The pay gap between male and female workers in the West Midlands is the highest among 12 UK regions.
And the financial services sector – encompassing businesses such as banks, accountancy firms and insurers – is the worst culprit nationally, according to new research.
An average female worker in the West Midlands would need around a 27 per cent wage hike – or £7,300 a year – to achieve parity with average male wages in the region.
That compares to a £8,800 (20 per cent) annual gender pay gap in London, according to the newly published annual ‘Women in Work Index’ by financial and professional services firm PwC.
The research shows that more than half (52 per cent) of women in the West Midlands work in lower-paying sectors such as wholesale and retail trade, and health services, while men in the region tend to work in higher-paid manufacturing jobs.
Even though the gender pay gap in the UK is narrowing, PwC’s research shows that, based on a continuation of historical trends, it could take until 2041 to close it.

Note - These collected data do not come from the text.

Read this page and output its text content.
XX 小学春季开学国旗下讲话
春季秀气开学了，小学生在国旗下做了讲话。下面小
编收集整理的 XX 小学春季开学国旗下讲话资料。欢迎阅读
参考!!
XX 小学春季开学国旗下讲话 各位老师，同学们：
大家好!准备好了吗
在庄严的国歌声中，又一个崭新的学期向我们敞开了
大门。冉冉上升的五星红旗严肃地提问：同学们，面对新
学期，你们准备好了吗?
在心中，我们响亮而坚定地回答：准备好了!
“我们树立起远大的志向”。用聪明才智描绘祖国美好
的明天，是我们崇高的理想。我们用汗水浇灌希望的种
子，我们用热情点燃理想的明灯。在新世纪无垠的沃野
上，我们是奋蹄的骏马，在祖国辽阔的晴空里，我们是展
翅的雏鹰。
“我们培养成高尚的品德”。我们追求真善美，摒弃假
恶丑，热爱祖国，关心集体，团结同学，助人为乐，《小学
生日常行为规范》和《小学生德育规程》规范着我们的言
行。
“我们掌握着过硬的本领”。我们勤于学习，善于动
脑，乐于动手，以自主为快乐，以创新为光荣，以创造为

The data suggests women are still more likely to work in sectors and occupations that are relatively lower paid, given the skills they require, with women making up more than 70 per cent of employees in health and social work and 60 per cent of education roles.
In the highest paying sectors of financial services (average weekly pay £949), mining and quarrying (average weekly pay £889) and electricity and gas (average weekly pay £834), women make up a much smaller proportion of the workplace.
Financial services is the sector with the largest gender pay gap at 34 per cent whereas public administration and support services have the lowest at 15 per cent and 13 per cent respectively.
Matthew Hammond, chairman of PwC in the Midlands, said: “We recognise that, within the financial services sector, there is a significant gap which is due in part to fewer women holding senior positions.
“At PwC, we have set gender targets, as well as providing a sponsorship programmes for high-performing females.
“We offer flexible working to all employees and provide a return-to-work programme to help people transitioning back into the workplace from a career break.”
Looking at the wider report, he added: “Despite a positive picture nationally that women in the UK have benefited from the improving economy, it’s a much bleaker picture in the West Midlands.
“Given the region’s strength in manufacturing and automotive industries, we are seeing men earning more in these sectors compared to women in lower-paid sectors such as retail and health services.
“By fully closing the gender pay gap, we could boost women’s earnings by £85 billion.
“Women in the West Midlands would need a £7,300 wage increase to be on a par with men, which is significantly more than the UK-wide average of £6,100 per woman per year.
“It’s not just about getting more women working but also about getting more of them into high quality jobs that offer career progression and flexibility.”